The Israeli prime minister was contemptuous of the view, expressed by President Obama, that those who oppose the deal favor war, calling it "not just false, but outrageous.” Netanyahu insisted, against all evidence, that he rejects the deal "because I want to prevent war.”


Lippy was not impressed. She thought all the doomsday lines were tired. She’s not about to get on the phone to her representative to press for Congress to condemn the deal and then gather enough votes to override Obama’s inevitable veto of the resolution. That’s what Netanyahu wants to achieve, the deal’s demise, using American Jews as a vehicle.

"It’s not a great deal, but it’s enough of a deal to postpone the nuclear situation and maybe give us time to work things out,” Lippy told me. "While they’re being sharply reduced in their nuclear capacity, we can sit down again over the next several years and talk about the Holocaust, Israel and human rights, and that is why I go along with it.”

She’s right.
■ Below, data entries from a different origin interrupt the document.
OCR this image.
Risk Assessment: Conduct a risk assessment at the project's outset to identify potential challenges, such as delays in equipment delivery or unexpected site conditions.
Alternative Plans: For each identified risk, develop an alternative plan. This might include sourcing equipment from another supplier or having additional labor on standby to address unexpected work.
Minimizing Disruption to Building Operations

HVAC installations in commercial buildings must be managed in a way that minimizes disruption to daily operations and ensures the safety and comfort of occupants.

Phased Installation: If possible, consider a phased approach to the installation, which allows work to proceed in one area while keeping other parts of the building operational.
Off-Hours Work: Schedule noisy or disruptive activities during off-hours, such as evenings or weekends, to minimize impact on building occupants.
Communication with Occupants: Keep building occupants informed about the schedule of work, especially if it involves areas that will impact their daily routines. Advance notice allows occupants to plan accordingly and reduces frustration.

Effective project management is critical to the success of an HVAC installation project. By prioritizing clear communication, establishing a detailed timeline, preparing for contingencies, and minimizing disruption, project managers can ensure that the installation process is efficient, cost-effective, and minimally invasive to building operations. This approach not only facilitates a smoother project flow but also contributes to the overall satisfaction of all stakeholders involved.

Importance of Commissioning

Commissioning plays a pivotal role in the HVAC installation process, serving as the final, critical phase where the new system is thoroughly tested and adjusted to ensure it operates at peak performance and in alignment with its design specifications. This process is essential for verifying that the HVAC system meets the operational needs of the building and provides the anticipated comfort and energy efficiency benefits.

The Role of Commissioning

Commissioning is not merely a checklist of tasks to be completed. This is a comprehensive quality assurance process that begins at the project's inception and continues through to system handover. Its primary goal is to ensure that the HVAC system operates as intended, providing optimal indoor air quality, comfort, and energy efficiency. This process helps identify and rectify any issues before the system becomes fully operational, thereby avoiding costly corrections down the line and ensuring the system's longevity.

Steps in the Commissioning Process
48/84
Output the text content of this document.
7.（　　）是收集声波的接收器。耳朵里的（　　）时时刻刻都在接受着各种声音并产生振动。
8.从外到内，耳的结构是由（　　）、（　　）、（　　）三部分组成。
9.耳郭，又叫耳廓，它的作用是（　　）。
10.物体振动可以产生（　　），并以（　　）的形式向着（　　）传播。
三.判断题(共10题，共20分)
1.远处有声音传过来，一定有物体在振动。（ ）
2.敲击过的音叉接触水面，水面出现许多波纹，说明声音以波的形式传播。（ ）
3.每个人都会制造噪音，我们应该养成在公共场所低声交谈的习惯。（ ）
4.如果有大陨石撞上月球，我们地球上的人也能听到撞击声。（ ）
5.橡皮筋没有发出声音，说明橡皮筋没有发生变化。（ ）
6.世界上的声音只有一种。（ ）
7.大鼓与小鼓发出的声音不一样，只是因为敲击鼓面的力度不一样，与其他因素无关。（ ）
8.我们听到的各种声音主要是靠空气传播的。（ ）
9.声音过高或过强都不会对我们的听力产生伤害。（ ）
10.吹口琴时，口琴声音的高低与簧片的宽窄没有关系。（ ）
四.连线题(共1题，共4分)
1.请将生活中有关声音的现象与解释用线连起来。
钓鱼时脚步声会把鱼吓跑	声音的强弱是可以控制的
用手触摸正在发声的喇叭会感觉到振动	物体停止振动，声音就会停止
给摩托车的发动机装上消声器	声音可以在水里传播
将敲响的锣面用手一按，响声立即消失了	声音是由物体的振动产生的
A merit of this deal is that it would condemn the United States and Iran to a relationship — hostile, but still a framework for airing differences and doing business — over the next 15 years. Most young Iranians no more believe in "Death to America” than they believe the Hidden Imam is going to show up tomorrow.

Moskowitz was left feeling uneasy. On balance, not worrying enough for the United States to walk away. Nor does he want the family strife that would arise if he sided with his fears. His wife, Peta Moskowitz, is a firm supporter of the deal and a member of J Street, the largest Jewish organization to back Obama’s Iran diplomacy. These strains are not unusual. Within families and across the American Jewish community, discussion of the Iran deal is fiery.

A few things must be said. Netanyahu’s performance was of a piece with his habit of intervening in American politics, evident at the time of the last presidential election, when his preference for Mitt Romney was clear. His relations with Obama are bad. He tries to circumvent Obama, often in clumsy ways, further undermining the relationship. It’s enough to imagine Obama calling thousands of Israelis to encourage them to oppose a piece of sensitive legislation in the Knesset to gauge how inappropriate Netanyahu’s behavior is
The Netanyahu webcast was co-sponsored by the Conference of Presidents of Major Jewish Organizations (an umbrella organization so resistant to the age-old fertile cacophony of Jewish opinion that it rejected J Street’s application for membership last year) and the Jewish Federations of North America.
Several leading Jewish groups — including the American Israel Public Affairs Committee (Aipac), the American Jewish Committee and the Anti-Defamation League — have come out against the Iran deal. This is unsurprising; they tend to move in lock step with Israel. But it’s troubling because it’s unclear how representative of American Jews as a whole these organizations are.
Some polls have suggested a majority of Jews favor the Iran deal; certainly the community is divided. It’s no service to Jews, or Israel or Middle Eastern peace, for major Jewish organizations to be unreflective of this wide diversity of opinion within American Jewry — or for them to give airtime to Netanyahu on Iran rather than Obama.

The alternative to this deal, as Obama said, is war. Why? Because sanctions on Iran will fall apart as Russia and China conclude the United States is not serious about a compromise with Tehran that increases the distance between Iran and a bomb, ring-fences its nuclear program, and subjects it to intense international inspection. Centrifuges, slashed in number by America’s diplomacy, will increase again, as will Iran’s uranium stockpile. The war drumbeat will resume. Folly will loom.

Rather than listen to Netanyahu, American Jews should listen to the longest-serving Jewish member of the House, Sander M. Levin, who supports the agreement because it is "the best way to achieve” the goal of preventing Iran from advancing toward a nuclear weapon, so making the Middle East and Israel "far more secure.” They should note that five Jewish senators have come out in favor.

In the real world, this is the best achievable deal for America and the ally, Israel, it would never forsake.